Действительно, на портрете рядом с известным моряком красовалась женская головка.

Как Дивон мог это забыть? Ведь бабка Эвелин была великая мастерица рассказывать всякие истории, и с самого детства баюкала она его дивными сказками о предках: о господине Джеке-пирате и той даме, которую он похитил, а потом женился; о Джейреде Блэкстоуне и его жене Меридит; обо всех Блэкстоунах, прошедших свой жизненный путь еще до его рождения; о том наследстве, что принес ему долгий ряд поколений моряков… О наследстве, которое теперь уходит у него сквозь пальцы.

Отпив коньяку, Дивон заставил себя стряхнуть это ощущение отчаяния.

– Может, и я найду себе какую-нибудь северяночку! – проворчал он и, подняв на бабку глаза, увидел, что желаемый эффект слова его, несомненно, произвели: старушка затрясла головой и рассыпалась легким смешком.

– Вот найдешь – и тетка твоя решительно грохнется от возмущения в обморок!

– А я-то думал, что она уже сделала это, когда я встал на сторону конвенции и голосовал против отделения штатов.

– Люди, что развалили союз, еще пожалеют о том проклятом дне! – Эвелин перевела дыхание. – Как дела с блокадой, малыш? Кораблей прорывается все меньше и меньше.

– Блокада сжимается, да. Как веревка на нашей шее. – Дивон поставил рюмку на стол. – И я не знаю, сколько раз сумею прорваться еще.

– Плохо.

– В этот раз я был атакован и с трудом вывел корабль.

– Но как?

– Ребята немного занервничали, когда я пригрозил швырнуть в пороховой погреб зажженный фонарь, и мгновенно исчезли.

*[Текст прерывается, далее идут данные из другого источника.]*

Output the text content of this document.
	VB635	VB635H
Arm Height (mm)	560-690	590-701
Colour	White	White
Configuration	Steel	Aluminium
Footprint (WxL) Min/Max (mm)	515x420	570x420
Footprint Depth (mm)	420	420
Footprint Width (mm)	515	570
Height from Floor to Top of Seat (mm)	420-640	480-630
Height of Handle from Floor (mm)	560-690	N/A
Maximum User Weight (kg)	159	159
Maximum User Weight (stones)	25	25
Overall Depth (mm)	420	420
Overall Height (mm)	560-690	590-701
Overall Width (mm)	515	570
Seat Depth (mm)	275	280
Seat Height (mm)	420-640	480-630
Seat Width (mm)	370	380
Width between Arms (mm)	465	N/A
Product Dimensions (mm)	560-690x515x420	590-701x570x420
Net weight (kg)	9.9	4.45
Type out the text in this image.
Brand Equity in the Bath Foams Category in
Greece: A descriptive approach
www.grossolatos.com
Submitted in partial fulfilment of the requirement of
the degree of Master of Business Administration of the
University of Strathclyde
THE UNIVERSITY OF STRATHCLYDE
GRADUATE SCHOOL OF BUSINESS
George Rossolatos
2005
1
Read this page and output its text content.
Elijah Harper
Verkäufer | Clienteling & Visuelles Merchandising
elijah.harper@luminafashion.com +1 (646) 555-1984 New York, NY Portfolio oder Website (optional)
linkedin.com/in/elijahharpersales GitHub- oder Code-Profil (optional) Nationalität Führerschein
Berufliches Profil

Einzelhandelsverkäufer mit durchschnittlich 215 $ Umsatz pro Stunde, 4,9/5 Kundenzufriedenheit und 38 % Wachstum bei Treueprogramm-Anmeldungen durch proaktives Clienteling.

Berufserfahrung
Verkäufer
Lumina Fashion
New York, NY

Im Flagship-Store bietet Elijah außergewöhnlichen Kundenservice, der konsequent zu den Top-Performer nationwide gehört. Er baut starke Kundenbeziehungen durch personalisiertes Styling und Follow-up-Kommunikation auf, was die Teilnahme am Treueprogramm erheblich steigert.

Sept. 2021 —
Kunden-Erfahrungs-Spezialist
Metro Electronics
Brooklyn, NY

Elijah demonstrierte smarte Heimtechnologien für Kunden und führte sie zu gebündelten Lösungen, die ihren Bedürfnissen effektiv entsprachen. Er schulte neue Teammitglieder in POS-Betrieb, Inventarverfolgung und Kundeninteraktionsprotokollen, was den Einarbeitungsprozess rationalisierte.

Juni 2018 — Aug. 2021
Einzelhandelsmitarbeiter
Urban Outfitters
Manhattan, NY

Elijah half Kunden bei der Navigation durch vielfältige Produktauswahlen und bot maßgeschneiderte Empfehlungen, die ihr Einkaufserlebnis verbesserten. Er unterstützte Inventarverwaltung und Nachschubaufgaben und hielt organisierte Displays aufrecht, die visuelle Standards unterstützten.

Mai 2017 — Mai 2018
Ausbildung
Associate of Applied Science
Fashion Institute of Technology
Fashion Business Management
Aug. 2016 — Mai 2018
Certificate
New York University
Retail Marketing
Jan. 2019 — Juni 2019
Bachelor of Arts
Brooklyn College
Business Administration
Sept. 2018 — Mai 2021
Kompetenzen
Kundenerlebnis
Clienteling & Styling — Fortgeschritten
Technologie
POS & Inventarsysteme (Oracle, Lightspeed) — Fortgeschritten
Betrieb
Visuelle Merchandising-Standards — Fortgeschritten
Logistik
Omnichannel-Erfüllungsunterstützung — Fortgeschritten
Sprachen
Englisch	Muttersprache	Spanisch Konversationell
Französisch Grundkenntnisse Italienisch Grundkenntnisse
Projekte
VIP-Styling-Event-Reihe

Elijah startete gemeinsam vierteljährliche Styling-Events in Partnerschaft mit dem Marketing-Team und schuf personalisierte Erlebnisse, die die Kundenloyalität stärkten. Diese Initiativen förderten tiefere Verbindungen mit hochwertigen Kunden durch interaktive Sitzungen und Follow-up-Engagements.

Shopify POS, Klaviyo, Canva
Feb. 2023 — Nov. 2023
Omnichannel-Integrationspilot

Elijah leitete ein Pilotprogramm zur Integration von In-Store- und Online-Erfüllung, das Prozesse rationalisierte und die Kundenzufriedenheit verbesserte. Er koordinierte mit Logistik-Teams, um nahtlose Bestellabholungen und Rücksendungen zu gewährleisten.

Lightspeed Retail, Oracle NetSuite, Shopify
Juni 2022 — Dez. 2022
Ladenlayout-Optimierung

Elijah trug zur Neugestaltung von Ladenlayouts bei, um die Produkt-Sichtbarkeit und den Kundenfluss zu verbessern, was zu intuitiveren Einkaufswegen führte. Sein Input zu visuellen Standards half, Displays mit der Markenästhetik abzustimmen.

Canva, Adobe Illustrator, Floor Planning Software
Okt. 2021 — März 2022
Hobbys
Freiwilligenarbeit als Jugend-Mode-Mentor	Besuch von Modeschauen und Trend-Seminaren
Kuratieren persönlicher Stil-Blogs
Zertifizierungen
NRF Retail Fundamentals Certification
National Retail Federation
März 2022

– Боже мой, Дивон! – пальцы Эвелин судорожно охватили набалдашник. – И ты был вынужден вести корабль в одиночку? Сам?!

Дивон пожал плечами.

– На самом деле у меня было мало шансов, ибо мы в этот раз везли не порох, а партию обуви.


Через плотно закрытую дверь до Фелисити донеслись раскаты хохота. Спустившись по лестнице с багажом в одной руке и с зонтиком в другой, девушка намеревалась всего лишь незаметно проскочить к входной двери, так как говорить с обоими Блэкстоунами ей было больше не о чем.